The PRCS said it received 50 aid trucks through the Egypt-controlled crossing containing food, water, relief assistance, medical supplies and medicine.

The aid trucks had been unable to enter since Friday when the Israeli military restarted bombing Gaza targets, killing hundreds of Palestinians.

No aid convoys or fuel deliveries had entered Gaza since 6pm (16:00 GMT) on Friday, and aid convoys ready to enter Gaza had remained on the Egyptian side of the border, according to the United Nations.

Before the truce that came into effect eight days ago, fewer than 100 trucks were passing into Gaza each day. About 200 trucks entered every day for the duration of the truce.

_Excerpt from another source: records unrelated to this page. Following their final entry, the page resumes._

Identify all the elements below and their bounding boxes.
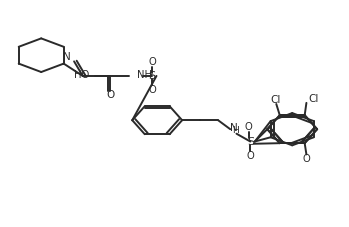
Text: O: O <box>246 151 254 161</box>
Text: S: S <box>148 71 156 81</box>
Text: O: O <box>148 85 156 95</box>
Text: O: O <box>245 122 252 132</box>
Text: O: O <box>106 90 114 100</box>
Text: HO: HO <box>74 70 89 80</box>
Text: O: O <box>303 154 310 164</box>
Text: H: H <box>232 126 239 136</box>
Text: Cl: Cl <box>270 95 281 105</box>
Text: O: O <box>148 57 156 67</box>
Text: S: S <box>247 136 254 146</box>
Text: N: N <box>230 123 237 133</box>
Text: N: N <box>62 52 70 62</box>
Text: Cl: Cl <box>308 94 319 104</box>
Text: NH: NH <box>137 70 152 80</box>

That is compared with the 500 trucks of aid that were entering the Gaza Strip every day before the war started on October 7, according to the UN, which has said the current flow of aid is no match for the needs of civilians in Gaza.

The main difficulty in getting the trucks inside Gaza lies with an Israeli checkpoint that has been established as part of a system since October 21, when the first aid deliveries started to be allowed in.

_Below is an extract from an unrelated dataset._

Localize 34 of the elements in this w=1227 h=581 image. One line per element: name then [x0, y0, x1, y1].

The system allows Israel to painstakingly vet every single truck to assuage purported concerns that the humanitarian assistance will find its way into the hands of Hamas.

It obligates drivers to take a round trip of more than 80km (50 miles) from Rafah to a crossing on Egypt’s border with Israel and back, which has caused significant bottlenecks. There, the trucks are thoroughly scanned and searched for anything Israel might deem unfit to enter Gaza – including small kitchen knives.

Hisham Mhanna of the International Committee of the Red Cross told Al Jazeera on Saturday that the continuing fighting in Gaza has made it difficult for aid agencies to operate.

“There should be a complete ceasefire so that the humanitarian aid can help alleviate, even if slightly, the suffering of civilians,” he said, adding that political efforts were needed to ensure a collapse of the humanitarian sector in Gaza could be prevented.

The UN has lobbied for Israel to open the Karem Abu Salem (Kerem Shalom) crossing near Rafah which used to handle large quantities of goods before the war, but Israel has refused.

“Humanitarian operations within Gaza have largely halted, except for services within shelters and limited distributions of flour in areas south of Wadi Gaza,” the UN Office for the Coordination of Humanitarian Affairs (OCHA) said in its latest report on Saturday.

“The evacuation of wounded people and dual nationals to Egypt, and the return of Gazans stranded in Egypt, have also stopped.”

On Saturday, the Ministry of Health announced that the number of Palestinians killed by Israeli attacks in Gaza has risen to 15,207, a majority of them women and children, since the war started on October 7.

More than 40,000 people have been wounded in the attacks, it said, adding large numbers of them will die every day due to a lack of treatment options in Gaza hospitals.